GenEx: Generating an Explorable World
Taiming Lu, Tianmin Shu, Junfei Xiao, Luoxin Ye, Jiahao Wang, Cheng Peng, Chen Wei, Daniel Khashabi, Rama Chellappa, Alan Yuille, Jieneng Chen
2024-12-16

Summary
This paper talks about GenEx, a new system that allows AI to create and explore detailed 3D environments based on just a single image, simulating how humans navigate and understand the world.
What's the problem?
Understanding and navigating 3D spaces is a big challenge for AI. Traditional methods require a lot of data and often struggle to create realistic environments. They also don't effectively mimic how humans can imagine and explore unseen parts of their surroundings.
What's the solution?
GenEx addresses this problem by using a generative approach that builds entire 3D worlds from minimal input, like a single RGB image. It combines advanced techniques to create consistent and immersive environments that AI agents can explore. The system uses a model that generates panoramic video streams, allowing the AI to interact with the environment as if it were real. This enables the AI to plan its actions based on both what it sees and what it can imagine about the world around it.
Why it matters?
This research is important because it represents a significant advancement in how AI can understand and interact with complex environments. By allowing AI to generate and explore virtual worlds dynamically, GenEx opens up new possibilities for applications in gaming, virtual reality, training simulations, and robotics, making interactions with digital spaces more intuitive and human-like.
Abstract
Understanding, navigating, and exploring the 3D physical real world has long been a central challenge in the development of artificial intelligence.
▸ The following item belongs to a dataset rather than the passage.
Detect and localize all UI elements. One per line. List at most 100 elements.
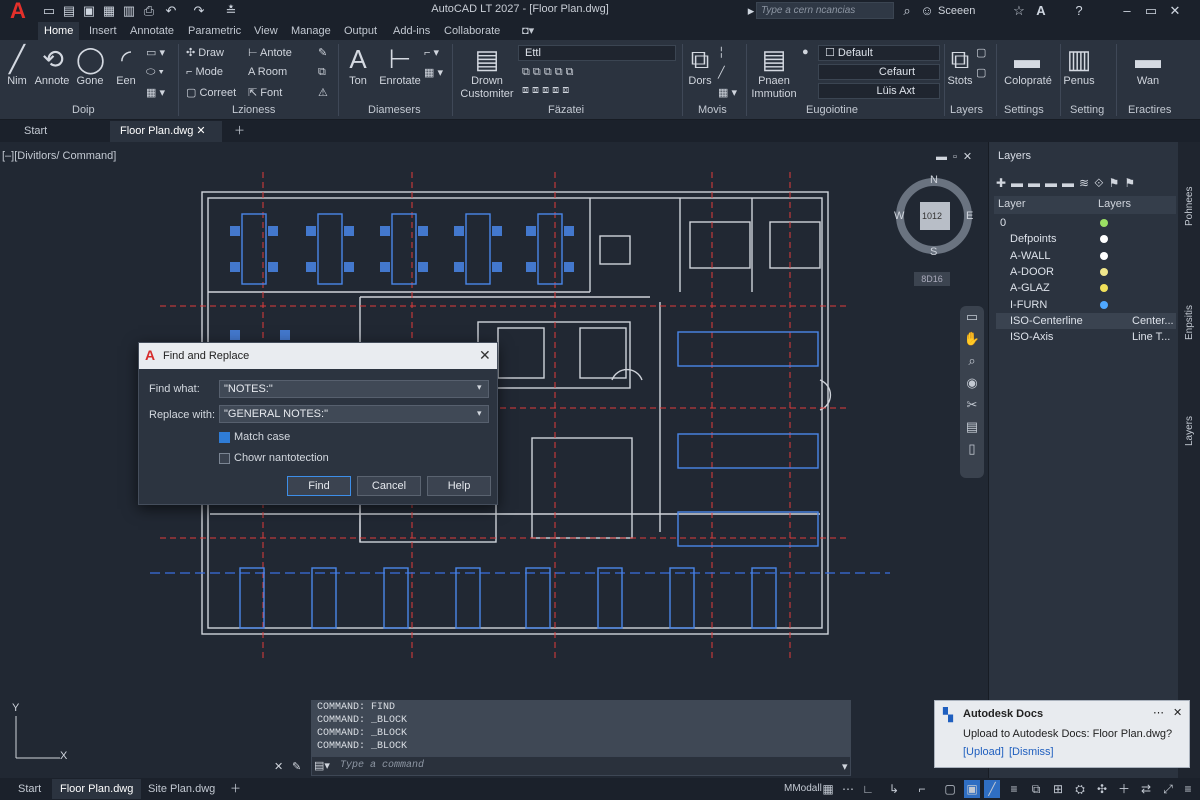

In this work, we take a step toward this goal by introducing GenEx, a system capable of planning complex embodied world exploration, guided by its generative imagination that forms priors (expectations) about the surrounding environments. GenEx generates an entire 3D-consistent imaginative environment from as little as a single RGB image, bringing it to life through panoramic video streams. Leveraging scalable 3D world data curated from Unreal Engine, our generative model is rounded in the physical world. It captures a continuous 360-degree environment with little effort, offering a boundless landscape for AI agents to explore and interact with. GenEx achieves high-quality world generation, robust loop consistency over long trajectories, and demonstrates strong 3D capabilities such as consistency and active 3D mapping. Powered by generative imagination of the world, GPT-assisted agents are equipped to perform complex embodied tasks, including both goal-agnostic exploration and goal-driven navigation. These agents utilize predictive expectation regarding unseen parts of the physical world to refine their beliefs, simulate different outcomes based on potential decisions, and make more informed choices. In summary, we demonstrate that GenEx provides a transformative platform for advancing embodied AI in imaginative spaces and brings potential for extending these capabilities to real-world exploration.